Myanmar Regime Shores Up Ties With Two Powerful Northern Ethnic Armies
By The Irrawaddy 10 April 2021
Senior officials of the Myanmar military regime recently met with two powerful ethnic Wa and Shan armed groups to cement relations with them.
The regime’s peace committee went to Matmanseng and Wan Hai in northern Shan State on April 7 and 8 to meet officials from the United Wa State Army (UWSA) and the Shan State Progressive Party (SSPP), the political wing of the Shan State Army (SSA).

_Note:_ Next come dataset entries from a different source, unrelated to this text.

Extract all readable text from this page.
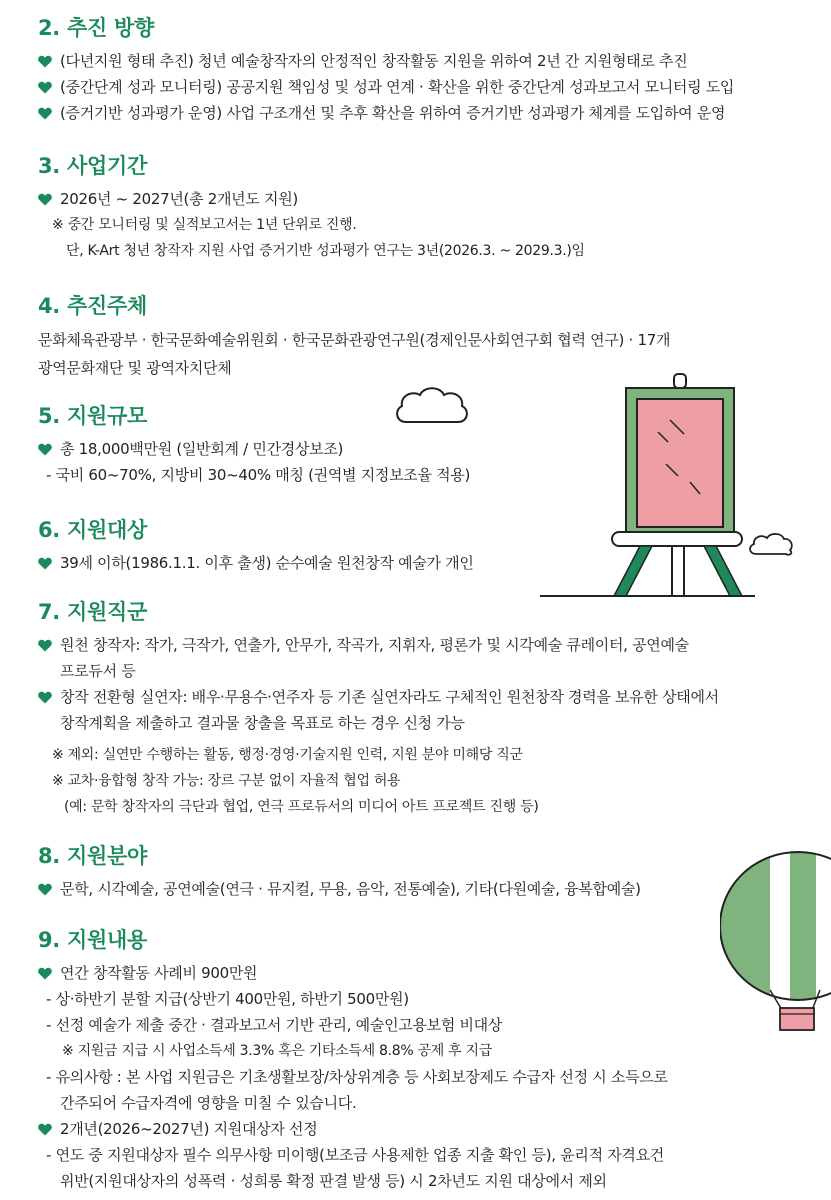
2. 추진 방향
(다년지원 형태 추진) 청년 예술창작자의 안정적인 창작활동 지원을 위하여 2년 간 지원형태로 추진
(중간단계 성과 모니터링) 공공지원 책임성 및 성과 연계 · 확산을 위한 중간단계 성과보고서 모니터링 도입
(증거기반 성과평가 운영) 사업 구조개선 및 추후 확산을 위하여 증거기반 성과평가 체계를 도입하여 운영
3. 사업기간
2026년 ~ 2027년(총 2개년도 지원)
※ 중간 모니터링 및 실적보고서는 1년 단위로 진행.
단, K-Art 청년 창작자 지원 사업 증거기반 성과평가 연구는 3년(2026.3. ~ 2029.3.)임
4. 추진주체
문화체육관광부 · 한국문화예술위원회 · 한국문화관광연구원(경제인문사회연구회 협력 연구) · 17개
광역문화재단 및 광역자치단체
5. 지원규모
총 18,000백만원 (일반회계 / 민간경상보조)
- 국비 60~70%, 지방비 30~40% 매칭 (권역별 지정보조율 적용)
6. 지원대상
39세 이하(1986.1.1. 이후 출생) 순수예술 원천창작 예술가 개인
7. 지원직군
원천 창작자: 작가, 극작가, 연출가, 안무가, 작곡가, 지휘자, 평론가 및 시각예술 큐레이터, 공연예술
프로듀서 등
창작 전환형 실연자: 배우·무용수·연주자 등 기존 실연자라도 구체적인 원천창작 경력을 보유한 상태에서
창작계획을 제출하고 결과물 창출을 목표로 하는 경우 신청 가능
※ 제외: 실연만 수행하는 활동, 행정·경영·기술지원 인력, 지원 분야 미해당 직군
※ 교차·융합형 창작 가능: 장르 구분 없이 자율적 협업 허용
(예: 문학 창작자의 극단과 협업, 연극 프로듀서의 미디어 아트 프로젝트 진행 등)
8. 지원분야
문학, 시각예술, 공연예술(연극 · 뮤지컬, 무용, 음악, 전통예술), 기타(다원예술, 융복합예술)
9. 지원내용
연간 창작활동 사례비 900만원
- 상·하반기 분할 지급(상반기 400만원, 하반기 500만원)
- 선정 예술가 제출 중간 · 결과보고서 기반 관리, 예술인고용보험 비대상
※ 지원금 지급 시 사업소득세 3.3% 혹은 기타소득세 8.8% 공제 후 지급
- 유의사항 : 본 사업 지원금은 기초생활보장/차상위계층 등 사회보장제도 수급자 선정 시 소득으로
간주되어 수급자격에 영향을 미칠 수 있습니다.
2개년(2026~2027년) 지원대상자 선정
- 연도 중 지원대상자 필수 의무사항 미이행(보조금 사용제한 업종 지출 확인 등), 윤리적 자격요건
위반(지원대상자의 성폭력 · 성희롱 확정 판결 발생 등) 시 2차년도 지원 대상에서 제외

The junta committee was led by Lieutenant General Yar Pyae and Lieutenant General Aung Zaw Aye, the commander of the No. 2 Bureau of Special Operations.
Though the trip was officially for the purpose of holding “peace discussions”, The Irrawaddy has learned that committee members encouraged officials from the armed groups to maintain uninterrupted relations with the military and explained to them the reasons behind its Feb. 1 coup.
Of the 18 ethnic armed groups in Myanmar, the UWSA is the most powerful. It signed a ceasefire with the government in 1989.
It has remained silent on the coup, while other ethnic armed groups, including the 10 armies that signed the Nationwide Ceasefire Agreement with the government, have denounced the military’s coup and its killing of civilian protesters.
The regime’s trip comes as other powerful ethnic armed groups like the Kachin Independence Army and Karen National Union have recently launched attacks on regime troops to show their opposition to the junta’s murdering of protesters.
U Nyi Rang, a spokesperson for the UWSA, said he did not participate in the meeting and could not provide details about it.
“As far as I am concerned, they explained why the coup happened,” he said.
Asked if the UWSA recognizes the regime as Myanmar’s government, the Wa spokesperson said simply: “We have longstanding good relations [with the military].”
For all its “longstanding good relations with the military”, however, Wa leader Bao Yu Xiang sent a congratulatory message to the Daw Aung San Suu Kyi-led National League for Democracy late last year upon its electoral victory.
On April 8, while on its way to the SSPP’s headquarters in Wan Hai by helicopter, the regime’s peace committee was attacked by members of the Shan armed group, leaving an official on board injured.
The armed group’s spokesperson confirmed the trip and the attack on the helicopter.
“Some troops on the ground mistakenly fired on it, sending them back to Lashio,” said Major Sai Phone Han.
However, the regime claimed during a press conference on Friday that the peace discussions between the military and the SSPP went ahead.
“They admitted to the shooting. But we were able to hold the peace discussion. I have to say it was a success,” said Brig-Gen Zaw Min Tun, the regime’ spokesperson.
The UWSA and the SSPP have long enjoyed good relations.